AI Concept Takeaway: Multi-Task Learning

My takeaway series follow a Q&A format to explain AI concepts at three levels:

Conceptual Level

Anyone with general knowledge can understand them.

Implementation Level

For anyone who wants to dive into the code implementation details of the concept.

Mathematical Level

For anyone who wants to understand the mathematics behind the technique.

What is multi-task learning?

Multi-Task Learning (MTL) is a machine learning paradigm that allows a machine learning model to learn multiple tasks together.

Not to confuse with multi-label learning, which belongs to single-task classification problem where a single input can have multiple labels. Some might use “multi-task” to describe multi-label learning, such as this. That is because multi-task learning is sometimes a broader concept consisting of SIMO (Single Input Multiple Output) and MIMO (Multiple Input Multiple Output) learning, where SIMO is multi-label learning and MIMO is this multi-task learning. In this article, I will focus on the latter.

What is the objective of multi-task learning?

The objective is to improve average performance across all tasks.

Moreover, multi-task learning is more about knowledge sharing, i.e. to improve over single-task learning of all tasks independently (I refer to this as independent learning), and to promote greater generalisation ability.

What are the differences between multi-task learning and other machine learning paradigms?

This is thoroughly discussed in my article about continual learning.

Figure 1: Illustration about differences among Multi-task paradigms. (Source: De Lange et al. 2021)

What are the input and output of multi-task learning?

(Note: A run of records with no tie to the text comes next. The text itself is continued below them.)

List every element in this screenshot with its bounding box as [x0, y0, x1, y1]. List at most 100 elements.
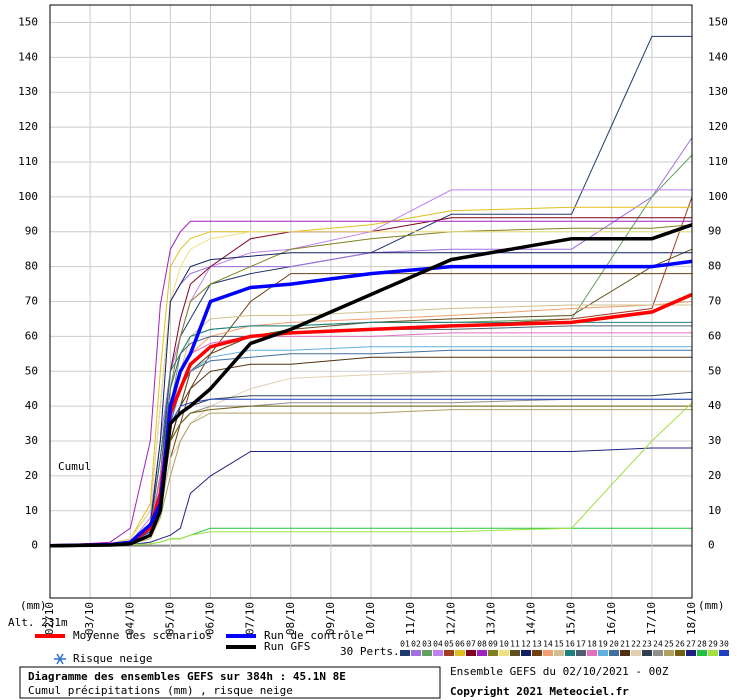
- y-tick-label: 0: [708, 539, 715, 552]
- y-tick-label: 20: [25, 469, 38, 482]
- perturbation-swatch: [400, 650, 410, 656]
- y-tick-label: 80: [708, 260, 721, 273]
- perturbation-swatch: [719, 650, 729, 656]
- perturbation-swatch: [444, 650, 454, 656]
- y-tick-label: 100: [708, 190, 728, 203]
- y-unit: (mm): [698, 599, 725, 612]
- perturbation-label: 12: [521, 640, 531, 649]
- legend-label: Run GFS: [264, 640, 310, 653]
- perturbation-label: 19: [598, 640, 608, 649]
- perturbation-swatch: [510, 650, 520, 656]
- x-tick-label: 14/10: [525, 602, 538, 635]
- perturbation-swatch: [631, 650, 641, 656]
- perturbation-swatch: [554, 650, 564, 656]
- perturbation-label: 13: [532, 640, 542, 649]
- annotation: Cumul: [58, 460, 91, 473]
- perturbation-label: 16: [565, 640, 575, 649]
- perturbation-swatch: [499, 650, 509, 656]
- perturbation-label: 27: [686, 640, 696, 649]
- y-tick-label: 50: [25, 364, 38, 377]
- series-line: [49, 220, 692, 547]
- perturbation-swatch: [532, 650, 542, 656]
- y-tick-label: 90: [25, 225, 38, 238]
- y-tick-label: 110: [708, 155, 728, 168]
- perturbation-label: 10: [499, 640, 509, 649]
- perturbation-swatch: [488, 650, 498, 656]
- x-tick-label: 06/10: [204, 602, 217, 635]
- copyright: Copyright 2021 Meteociel.fr: [450, 685, 629, 698]
- perturbation-swatch: [411, 650, 421, 656]
- perturbation-label: 17: [576, 640, 586, 649]
- perturbation-swatch: [477, 650, 487, 656]
- y-tick-label: 140: [708, 50, 728, 63]
- perturbation-swatch: [455, 650, 465, 656]
- y-tick-label: 70: [25, 295, 38, 308]
- y-tick-label: 120: [18, 120, 38, 133]
- x-tick-label: 03/10: [83, 602, 96, 635]
- lines: [49, 35, 693, 548]
- x-tick-label: 12/10: [444, 602, 457, 635]
- perturbation-swatch: [521, 650, 531, 656]
- snow-label: Risque neige: [73, 652, 152, 665]
- perturbation-swatch: [664, 650, 674, 656]
- perturbation-label: 09: [488, 640, 498, 649]
- x-tick-label: 08/10: [284, 602, 297, 635]
- perturbation-swatch: [620, 650, 630, 656]
- y-tick-label: 100: [18, 190, 38, 203]
- series-line: [49, 402, 693, 547]
- y-tick-label: 130: [708, 85, 728, 98]
- perturbation-label: 08: [477, 640, 487, 649]
- y-tick-label: 60: [25, 329, 38, 342]
- x-tick-label: 05/10: [163, 602, 176, 635]
- perturbation-label: 24: [653, 640, 663, 649]
- series-line: [49, 259, 693, 548]
- y-tick-label: 70: [708, 295, 721, 308]
- perturbation-swatch: [565, 650, 575, 656]
- perturbation-swatch: [642, 650, 652, 656]
- perturbation-swatch: [598, 650, 608, 656]
- y-tick-label: 10: [708, 504, 721, 517]
- perturbation-swatch: [697, 650, 707, 656]
- perturbation-swatch: [422, 650, 432, 656]
- perturbation-label: 02: [411, 640, 421, 649]
- y-tick-label: 10: [25, 504, 38, 517]
- y-tick-label: 40: [708, 399, 721, 412]
- perturbation-label: 18: [587, 640, 597, 649]
- y-tick-label: 30: [25, 434, 38, 447]
- perturbation-label: 11: [510, 640, 520, 649]
- perturbation-label: 26: [675, 640, 685, 649]
- perturbation-label: 14: [543, 640, 553, 649]
- y-tick-label: 150: [708, 15, 728, 28]
- y-tick-label: 120: [708, 120, 728, 133]
- y-tick-label: 130: [18, 85, 38, 98]
- series-line: [49, 447, 692, 547]
- perturbation-swatch: [576, 650, 586, 656]
- y-tick-label: 90: [708, 225, 721, 238]
- y-tick-label: 140: [18, 50, 38, 63]
- x-tick-label: 16/10: [605, 602, 618, 635]
- x-tick-label: 04/10: [123, 602, 136, 635]
- y-tick-label: 60: [708, 329, 721, 342]
- perturbation-label: 28: [697, 640, 707, 649]
- perturbation-label: 23: [642, 640, 652, 649]
- y-tick-label: 80: [25, 260, 38, 273]
- series-line: [49, 206, 692, 547]
- plot-frame: [49, 4, 693, 599]
- perturbation-swatch: [433, 650, 443, 656]
- chart-subtitle: Cumul précipitations (mm) , risque neige: [28, 684, 293, 697]
- title-box: [19, 666, 441, 699]
- x-tick-label: 18/10: [685, 602, 698, 635]
- y-unit: (mm): [20, 599, 47, 612]
- y-tick-label: 40: [25, 399, 38, 412]
- legend-label: Run de contrôle: [264, 629, 363, 642]
- legend-label: Moyenne des scénarios: [73, 629, 212, 642]
- x-tick-label: 07/10: [244, 602, 257, 635]
- perturbation-label: 07: [466, 640, 476, 649]
- x-tick-label: 02/10: [43, 602, 56, 635]
- y-tick-label: 50: [708, 364, 721, 377]
- run-info: Ensemble GEFS du 02/10/2021 - 00Z: [450, 665, 669, 678]
- y-tick-label: 110: [18, 155, 38, 168]
- series-line: [49, 223, 693, 548]
- perturbation-swatch: [609, 650, 619, 656]
- x-tick-label: 09/10: [324, 602, 337, 635]
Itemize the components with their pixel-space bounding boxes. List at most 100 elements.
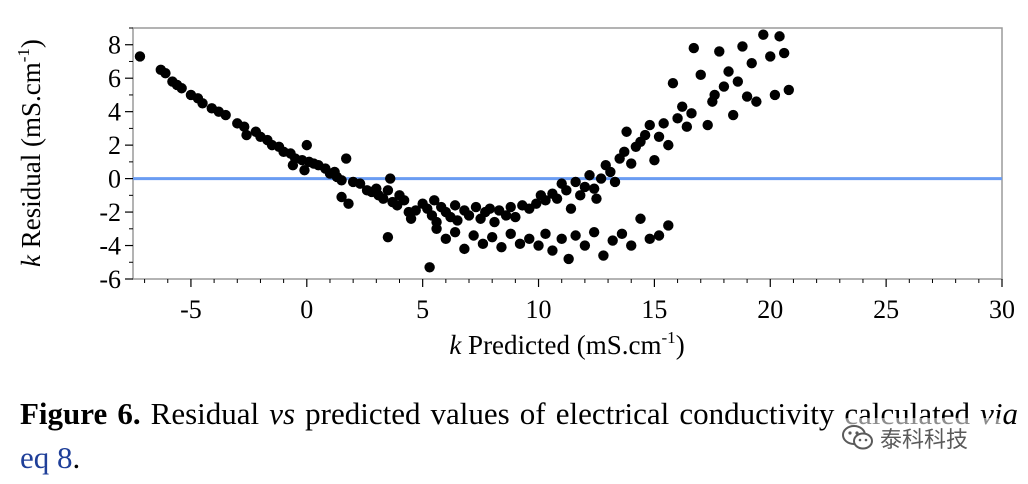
- data-point: [681, 121, 693, 132]
- data-point: [653, 230, 665, 241]
- caption-text-4: .: [72, 440, 81, 475]
- data-point: [718, 81, 730, 92]
- data-point: [609, 176, 621, 188]
- x-tick-label: 10: [526, 295, 552, 324]
- data-point: [459, 243, 470, 255]
- data-point: [584, 170, 595, 181]
- data-point: [336, 175, 347, 186]
- data-point: [741, 91, 753, 102]
- data-point: [556, 233, 567, 245]
- data-point: [160, 67, 171, 79]
- data-point: [484, 203, 496, 214]
- data-point: [778, 47, 790, 59]
- data-point: [677, 101, 688, 112]
- data-point: [667, 78, 679, 89]
- data-point: [134, 51, 146, 62]
- data-point: [774, 31, 785, 42]
- data-point: [405, 213, 417, 224]
- data-point: [449, 226, 461, 238]
- data-point: [653, 131, 665, 142]
- data-point: [658, 118, 669, 129]
- x-tick-label: 0: [300, 295, 313, 324]
- wechat-icon: [842, 425, 873, 450]
- data-point: [579, 181, 591, 193]
- data-point: [737, 41, 748, 52]
- data-point: [561, 185, 572, 196]
- data-point: [505, 228, 516, 240]
- data-point: [765, 51, 776, 62]
- data-point: [714, 46, 725, 57]
- data-point: [378, 193, 389, 204]
- data-point: [540, 195, 551, 206]
- x-tick-label: 20: [757, 295, 783, 324]
- data-point: [424, 262, 435, 273]
- data-point: [598, 250, 609, 261]
- x-tick-label: 5: [416, 295, 429, 324]
- data-point: [695, 69, 706, 81]
- data-point: [727, 109, 739, 121]
- data-point: [769, 89, 781, 101]
- data-point: [505, 201, 516, 213]
- caption-label: Figure 6.: [20, 396, 141, 431]
- data-point: [429, 195, 440, 206]
- data-point: [702, 119, 713, 131]
- data-point: [570, 176, 581, 188]
- data-point: [533, 240, 544, 251]
- data-point: [588, 226, 600, 238]
- data-point: [649, 154, 660, 166]
- data-point: [551, 193, 563, 204]
- data-point: [463, 210, 475, 221]
- equation-link[interactable]: eq 8: [20, 440, 73, 475]
- data-point: [176, 83, 187, 94]
- y-tick-label: -4: [99, 232, 121, 261]
- data-point: [570, 230, 581, 241]
- x-tick-label: 30: [989, 295, 1015, 324]
- x-tick-label: 25: [873, 295, 899, 324]
- data-point: [398, 195, 410, 206]
- data-point: [524, 233, 535, 245]
- data-point: [239, 121, 250, 132]
- data-point: [477, 238, 489, 250]
- data-point: [751, 96, 762, 107]
- data-point: [500, 210, 512, 221]
- x-axis-label: k Predicted (mS.cm-1): [449, 328, 684, 360]
- data-point: [588, 183, 600, 194]
- data-point: [287, 160, 299, 171]
- data-point: [385, 173, 396, 184]
- data-point: [686, 108, 697, 119]
- data-point: [382, 185, 394, 196]
- data-point: [644, 119, 655, 131]
- data-point: [605, 166, 616, 178]
- data-point: [301, 139, 312, 151]
- data-point: [510, 211, 521, 223]
- data-point: [354, 178, 366, 189]
- data-point: [299, 165, 310, 176]
- data-point: [732, 76, 744, 87]
- data-point: [382, 231, 394, 243]
- data-point: [336, 191, 347, 203]
- y-tick-label: -6: [99, 265, 121, 294]
- data-point: [663, 139, 674, 151]
- y-axis-ticks: -6 -4 -2 0 2 4 6 8: [99, 27, 133, 294]
- data-point: [746, 57, 757, 69]
- x-tick-label: -5: [180, 295, 202, 324]
- data-point: [410, 205, 421, 216]
- data-point: [639, 129, 651, 141]
- data-point: [547, 245, 558, 256]
- data-points: [134, 29, 795, 273]
- x-tick-label: 15: [641, 295, 667, 324]
- x-axis-ticks: -5 0 5 10 15 20 25 30: [144, 279, 1015, 324]
- data-point: [595, 173, 607, 184]
- data-point: [343, 198, 354, 209]
- data-point: [565, 203, 577, 214]
- data-point: [591, 193, 602, 204]
- data-point: [241, 129, 252, 141]
- data-point: [449, 200, 461, 211]
- data-point: [663, 220, 674, 231]
- data-point: [635, 213, 646, 224]
- y-tick-label: 4: [108, 98, 121, 127]
- data-point: [626, 240, 637, 251]
- data-point: [621, 126, 632, 137]
- y-tick-label: 0: [108, 165, 121, 194]
- watermark-text: 泰科科技: [880, 428, 969, 453]
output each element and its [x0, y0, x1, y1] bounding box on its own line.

We limit our scope to classification problem. Multi-task learning is a machine learning paradigm:

Inputs:

$T$ tasks $t = 1, 2, \dots, T$
Training data of tasks $D_{train}^{(t)} = {(x_{i}, y_{i})}_{i = 1}^{N_{t}} \in (X^{(t)}, Y^{(t)})$
A initialized machine learning model $f$ that can produce logits of the task given input $(x, y, t)$ from any task $t$

Outputs:

Trained model $f (θ^{⋆})$ that gives good performance on test data of tasks $D_{test}^{(t)} \in (X^{(t)}, Y^{(t)})$ .

References

De Lange, Matthias, Rahaf Aljundi, Marc Masana, Sarah Parisot, Xu Jia, Aleš Leonardis, Gregory Slabaugh, and Tinne Tuytelaars. 2021. “A Continual Learning Survey: Defying Forgetting in Classification Tasks.” IEEE Transactions on Pattern Analysis and Machine Intelligence 44 (7): 3366–85.